De primaire bedrading van transformatoren moet voldoen aan de volgende voorschriften:
Ondersteuningen en kabelbeschermingsbuizen: De constructie van ondersteuningen en kabelbeschermingsbuizen voor inkomende en uitgaande lijnen van transformatoren moet voldoen aan de eisen van de ontwerpdocumenten. Ondersteuningen moeten stevig worden geïnstalleerd met een verticale en horizontale afwijking binnen ±5mm. Zowel ondersteuningen als beschermingsbuizen moeten betrouwbare aardverbindingen hebben.
Bogen van rechthoekige busbaren: Wanneer rechthoekige busbaren worden gebruikt voor middenspannings- en laagspanningsaansluitingen van transformatoren, moet koudbuigen worden toegepast. De kromming van meerdere busbaanstrips moet consistent zijn. Busbaanoverlapping moet voldoen aan de voorschriften zoals vermeld in de onderstaande paragrafen 3 en 4.
Behandeling van contactoppervlakken tussen busbaren en elektrische aansluitingen moet voldoen aan de volgende voorschriften:
Voor koper-koper contactoppervlakken: In buitenomgevingen, bij hoge temperaturen en vochtigheidsomstandigheden, of in binnenruimtes met corrosieve gassen, moet tinplating worden toegepast.
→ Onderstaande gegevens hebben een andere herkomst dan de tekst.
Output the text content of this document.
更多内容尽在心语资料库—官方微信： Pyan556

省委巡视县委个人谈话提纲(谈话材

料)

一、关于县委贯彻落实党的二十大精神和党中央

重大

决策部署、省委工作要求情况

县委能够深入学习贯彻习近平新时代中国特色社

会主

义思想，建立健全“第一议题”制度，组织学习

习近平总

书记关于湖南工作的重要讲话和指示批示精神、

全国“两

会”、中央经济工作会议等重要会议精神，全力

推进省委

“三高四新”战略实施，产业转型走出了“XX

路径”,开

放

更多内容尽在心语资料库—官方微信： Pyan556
Voor koper-aluminium contactoppervlakken: In droge binnenomgevingen moeten koperleiders worden getind; voor buitensinstallaties of binnenomgevingen met relatieve luchtvochtigheid die nadert tot 100%, moeten koper-aluminium overgangsplaquettes worden gebruikt, waarbij het koper uiteinde wordt getind.
Staal-staal contactoppervlakken mogen niet direct worden verbonden, maar moeten eerst worden getind of gegalvaniseerd voordat ze worden verbonden.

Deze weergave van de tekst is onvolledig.